The actual move came as a surprise. We knew that we were being moved at some time, but no one ever told us when, exactly. Then one day, moving trucks showed up, a bunch of big, burly, but polite guys came in, helped us put our belongings onto big pallets, ripped out all the equipment, and transported us to the new office. Just like that.


Of course, there were some minor issues, like why did the installer not put labels on the internet cables, or more importantly, does anyone know how to re-start the server once it’s been torn out of its moorings?

(No server = no internet access for two weeks. BTW, no contact with clients for two weeks either, not like that's important or anything.)

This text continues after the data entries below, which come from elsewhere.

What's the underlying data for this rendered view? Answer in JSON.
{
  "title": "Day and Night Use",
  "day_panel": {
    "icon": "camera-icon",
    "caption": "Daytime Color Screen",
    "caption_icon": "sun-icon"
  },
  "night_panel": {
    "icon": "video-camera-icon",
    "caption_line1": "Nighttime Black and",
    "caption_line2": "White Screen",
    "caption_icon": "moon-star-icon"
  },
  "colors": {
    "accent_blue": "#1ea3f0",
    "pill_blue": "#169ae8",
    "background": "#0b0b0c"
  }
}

The major concern for the management was the location of the microwave and does Chris really have to have an expensive drying rack in the kitchenette, because it really doesn’t tie the room together. Plus, much to my chagrin, they insisted on keeping the rotting coffee maker of 18 years and it kept on being retrieved from the trash every time I threw it into there.

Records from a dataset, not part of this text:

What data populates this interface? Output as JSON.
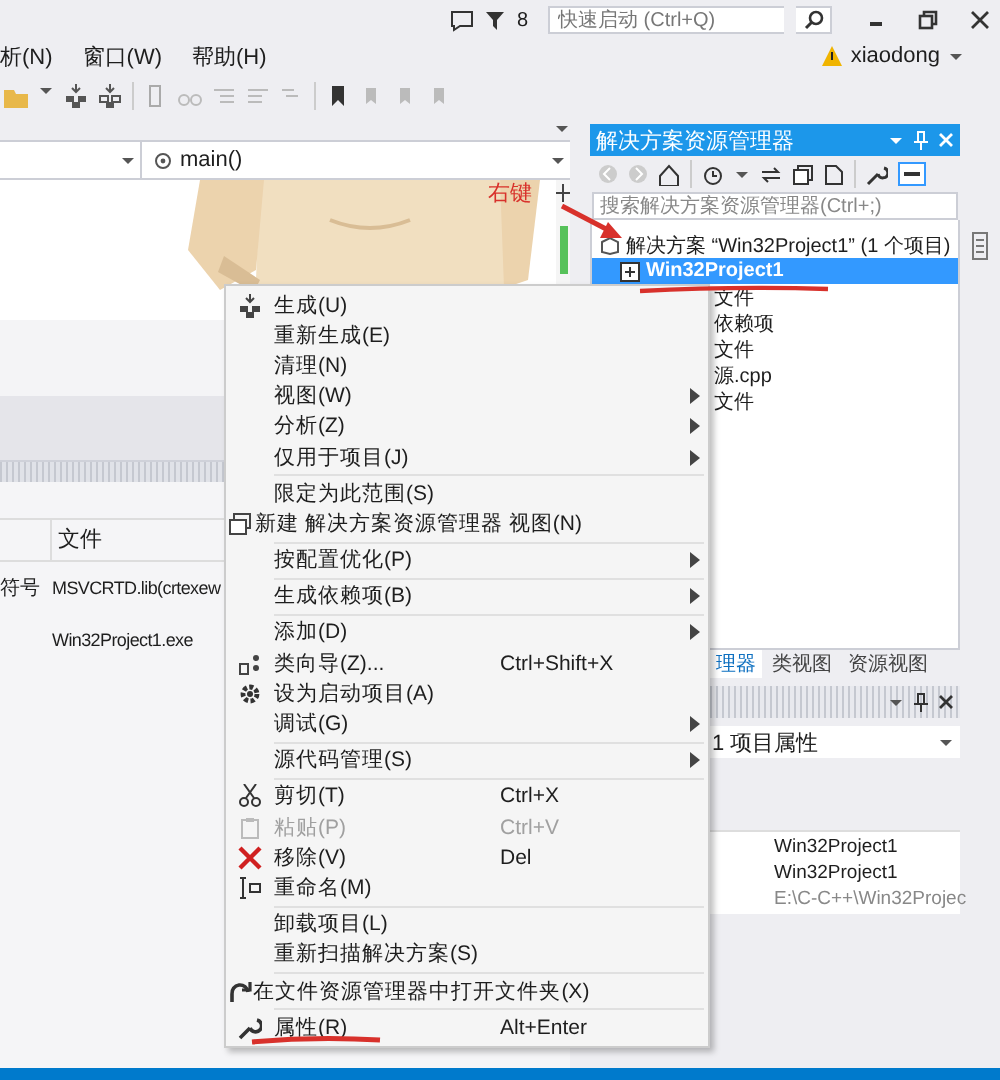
{
  "title_bar": {
    "filter_count": "8",
    "quick_launch": {
      "placeholder": "快速启动 (Ctrl+Q)"
    }
  },
  "menu_bar": {
    "items": [
      "析(N)",
      "窗口(W)",
      "帮助(H)"
    ],
    "user": "xiaodong"
  },
  "editor": {
    "member": "main()"
  },
  "output": {
    "header": "文件",
    "rows": [
      {
        "column_1": "符号",
        "file": "MSVCRTD.lib(crtexew"
      },
      {
        "column_1": "",
        "file": "Win32Project1.exe"
      }
    ]
  },
  "solution_explorer": {
    "title": "解决方案资源管理器",
    "search": {
      "placeholder": "搜索解决方案资源管理器(Ctrl+;)"
    },
    "tree": [
      {
        "label": "解决方案 “Win32Project1” (1 个项目)",
        "selected": false,
        "children": [
          {
            "label": "Win32Project1",
            "selected": true,
            "children": [
              {
                "label": "文件",
                "selected": false
              },
              {
                "label": "依赖项",
                "selected": false
              },
              {
                "label": "文件",
                "selected": false
              },
              {
                "label": "源.cpp",
                "selected": false
              },
              {
                "label": "文件",
                "selected": false
              }
            ]
          }
        ]
      }
    ],
    "tabs": [
      {
        "label": "理器",
        "selected": true
      },
      {
        "label": "类视图",
        "selected": false
      },
      {
        "label": "资源视图",
        "selected": false
      }
    ]
  },
  "properties": {
    "dropdown": "1 项目属性",
    "values": [
      {
        "text": "Win32Project1",
        "disabled": false
      },
      {
        "text": "Win32Project1",
        "disabled": false
      },
      {
        "text": "E:\\C-C++\\Win32Projec",
        "disabled": true
      }
    ]
  },
  "context_menu": {
    "groups": [
      [
        {
          "label": "生成(U)",
          "submenu": false,
          "disabled": false
        },
        {
          "label": "重新生成(E)",
          "submenu": false,
          "disabled": false
        },
        {
          "label": "清理(N)",
          "submenu": false,
          "disabled": false
        },
        {
          "label": "视图(W)",
          "submenu": true,
          "disabled": false
        },
        {
          "label": "分析(Z)",
          "submenu": true,
          "disabled": false
        },
        {
          "label": "仅用于项目(J)",
          "submenu": true,
          "disabled": false
        }
      ],
      [
        {
          "label": "限定为此范围(S)",
          "submenu": false,
          "disabled": false
        },
        {
          "label": "新建 解决方案资源管理器 视图(N)",
          "submenu": false,
          "disabled": false
        }
      ],
      [
        {
          "label": "按配置优化(P)",
          "submenu": true,
          "disabled": false
        }
      ],
      [
        {
          "label": "生成依赖项(B)",
          "submenu": true,
          "disabled": false
        }
      ],
      [
        {
          "label": "添加(D)",
          "submenu": true,
          "disabled": false
        },
        {
          "label": "类向导(Z)...",
          "shortcut": "Ctrl+Shift+X",
          "submenu": false,
          "disabled": false
        },
        {
          "label": "设为启动项目(A)",
          "submenu": false,
          "disabled": false
        },
        {
          "label": "调试(G)",
          "submenu": true,
          "disabled": false
        }
      ],
      [
        {
          "label": "源代码管理(S)",
          "submenu": true,
          "disabled": false
        }
      ],
      [
        {
          "label": "剪切(T)",
          "shortcut": "Ctrl+X",
          "submenu": false,
          "disabled": false
        },
        {
          "label": "粘贴(P)",
          "shortcut": "Ctrl+V",
          "submenu": false,
          "disabled": true
        },
        {
          "label": "移除(V)",
          "shortcut": "Del",
          "submenu": false,
          "disabled": false
        },
        {
          "label": "重命名(M)",
          "submenu": false,
          "disabled": false
        }
      ],
      [
        {
          "label": "卸载项目(L)",
          "submenu": false,
          "disabled": false
        },
        {
          "label": "重新扫描解决方案(S)",
          "submenu": false,
          "disabled": false
        }
      ],
      [
        {
          "label": "在文件资源管理器中打开文件夹(X)",
          "submenu": false,
          "disabled": false
        }
      ],
      [
        {
          "label": "属性(R)",
          "shortcut": "Alt+Enter",
          "submenu": false,
          "disabled": false
        }
      ]
    ]
  },
  "annotation": {
    "label": "右键"
  }
}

Don’t get me wrong. The office is nicer than what we had before. Everything is newer and having an actual kitchenette is nice, no more relying on a zoo-smelling bathroom to wash coffee mugs in. But there is a little issue about space and privacy. I got downgraded from a windowed office to the cubicle farm without any real walls. If I look behind me, I can see them looking back at me. ALL DAY LONG.
ps. They can hear me ripping one, and vice versa.

This is Raj, my former office mate, now once removed. He talks a lot about “7 Glacier Circle” a lot, which is his brand new house with heaps of trouble he had bought 5 minutes away from the old office (now he’s 30 minutes). The glass partition is the only thing we have that’s close a wall between anyone, but it’s still like building your new McMansion that’s pushing the easement boundaries and discovering that you can peer right into your neighbors bathroom from your dining room window.
Speaking of bathrooms, I guess I hit the jackpot on this one. Located on the 3rd floor, it’s hardly frequented, has stone tiles, smells clean, and is generally the office bathroom of my dreams. Also, no key required.

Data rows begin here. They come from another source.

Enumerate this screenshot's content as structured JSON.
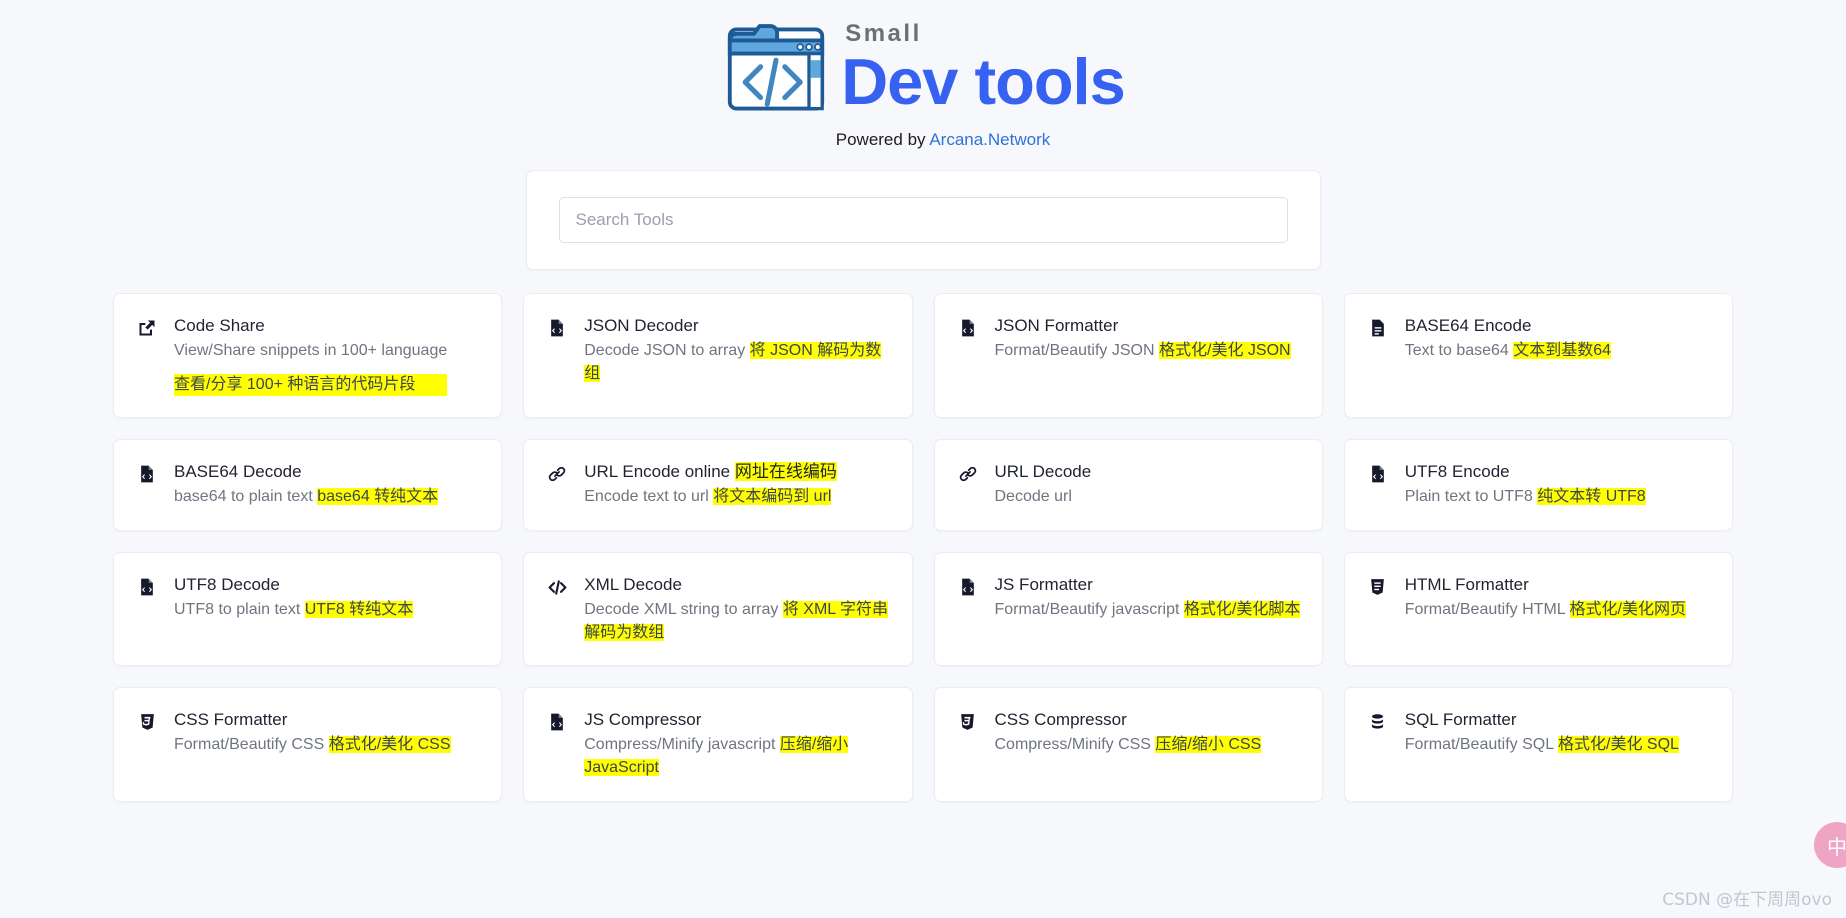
{
  "header": {
    "logo_icon": "code-folder-window-icon",
    "brand_small": "Small",
    "brand_main": "Dev tools",
    "powered_prefix": "Powered by ",
    "powered_link": "Arcana.Network"
  },
  "search": {
    "placeholder": "Search Tools",
    "value": ""
  },
  "colors": {
    "page_bg": "#f7f8fc",
    "card_bg": "#ffffff",
    "card_border": "#ececf1",
    "brand_blue": "#3761f0",
    "link_blue": "#2f73d8",
    "highlight_yellow": "#ffff00",
    "fab_pink": "#eda5c3",
    "muted_text": "#6f7580"
  },
  "tools": [
    {
      "icon": "share-square-icon",
      "title": "Code Share",
      "title_hl": "",
      "desc": "View/Share snippets in 100+ language",
      "desc_hl": "",
      "desc_block_hl": "查看/分享 100+ 种语言的代码片段"
    },
    {
      "icon": "file-code-icon",
      "title": "JSON Decoder",
      "title_hl": "",
      "desc": "Decode JSON to array ",
      "desc_hl": "将 JSON 解码为数组",
      "desc_block_hl": ""
    },
    {
      "icon": "file-code-icon",
      "title": "JSON Formatter",
      "title_hl": "",
      "desc": "Format/Beautify JSON ",
      "desc_hl": "格式化/美化 JSON",
      "desc_block_hl": ""
    },
    {
      "icon": "file-lines-icon",
      "title": "BASE64 Encode",
      "title_hl": "",
      "desc": "Text to base64 ",
      "desc_hl": "文本到基数64",
      "desc_block_hl": ""
    },
    {
      "icon": "file-code-icon",
      "title": "BASE64 Decode",
      "title_hl": "",
      "desc": "base64 to plain text ",
      "desc_hl": "base64 转纯文本",
      "desc_block_hl": ""
    },
    {
      "icon": "link-icon",
      "title": "URL Encode online ",
      "title_hl": "网址在线编码",
      "desc": "Encode text to url ",
      "desc_hl": "将文本编码到 url",
      "desc_block_hl": ""
    },
    {
      "icon": "link-icon",
      "title": "URL Decode",
      "title_hl": "",
      "desc": "Decode url",
      "desc_hl": "",
      "desc_block_hl": ""
    },
    {
      "icon": "file-code-icon",
      "title": "UTF8 Encode",
      "title_hl": "",
      "desc": "Plain text to UTF8 ",
      "desc_hl": "纯文本转 UTF8",
      "desc_block_hl": ""
    },
    {
      "icon": "file-code-icon",
      "title": "UTF8 Decode",
      "title_hl": "",
      "desc": "UTF8 to plain text ",
      "desc_hl": "UTF8 转纯文本",
      "desc_block_hl": ""
    },
    {
      "icon": "code-brackets-icon",
      "title": "XML Decode",
      "title_hl": "",
      "desc": "Decode XML string to array ",
      "desc_hl": "将 XML 字符串解码为数组",
      "desc_block_hl": ""
    },
    {
      "icon": "file-code-icon",
      "title": "JS Formatter",
      "title_hl": "",
      "desc": "Format/Beautify javascript ",
      "desc_hl": "格式化/美化脚本",
      "desc_block_hl": ""
    },
    {
      "icon": "html5-shield-icon",
      "title": "HTML Formatter",
      "title_hl": "",
      "desc": "Format/Beautify HTML ",
      "desc_hl": "格式化/美化网页",
      "desc_block_hl": ""
    },
    {
      "icon": "css3-shield-icon",
      "title": "CSS Formatter",
      "title_hl": "",
      "desc": "Format/Beautify CSS ",
      "desc_hl": "格式化/美化 CSS",
      "desc_block_hl": ""
    },
    {
      "icon": "file-code-icon",
      "title": "JS Compressor",
      "title_hl": "",
      "desc": "Compress/Minify javascript ",
      "desc_hl": "压缩/缩小 JavaScript",
      "desc_block_hl": ""
    },
    {
      "icon": "css3-shield-icon",
      "title": "CSS Compressor",
      "title_hl": "",
      "desc": "Compress/Minify CSS ",
      "desc_hl": "压缩/缩小 CSS",
      "desc_block_hl": ""
    },
    {
      "icon": "database-icon",
      "title": "SQL Formatter",
      "title_hl": "",
      "desc": "Format/Beautify SQL ",
      "desc_hl": "格式化/美化 SQL",
      "desc_block_hl": ""
    }
  ],
  "floating_button": {
    "icon": "translate-chinese-icon",
    "label": "中"
  },
  "watermark": "CSDN @在下周周ovo"
}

The office is a 10 minute drive from home, and that’s pretty kick ass. Its right by Oak Brook Mall, so there’s lots of shopping around, but I’m still unfamiliar with the location of everything. I did find Dominick’s Supermarket, and it’s a grocer wonder. Meredith and I decided to carpool more, so instead of dropping $100 a week to pollute our air, it’s now down about $10, which will mean more to spend on bike parts. :)

My very own piece of land on the cubicle farm. Yes, that is a post 108 miler donut next to the Power Tap computer.

View of the lobby below. A great vantage point to play "Poo Dollar" from.

7 comments:

E.L.F. said...

Who's the hot chick you got posted to your cubicle wall?

Proof also that if you cannot have donuts at home you will find a way to have them.

brandon said...

you can't just mention a game called "poo dollar" and not explain the rules!
~B

Anonymous said...

don't tape things to the cubicles!!! tac them.

merediff

Brenda O said...

Wow... so many things to comment on... I once left a job because of the misc stains on the office chairs. Okay, that wasn't the only reason, but still....

Flatman said...

ditto brandon...we NEED to know how to play POO DOLLAR!!!

Terri said...

I'm glad I'm not the only one who doesn't know what "poo dollar" is.

Christian Waterstraat said...

Oops, I forgot to explain the game. I posted a definition at the end of "Classic Ragbrai".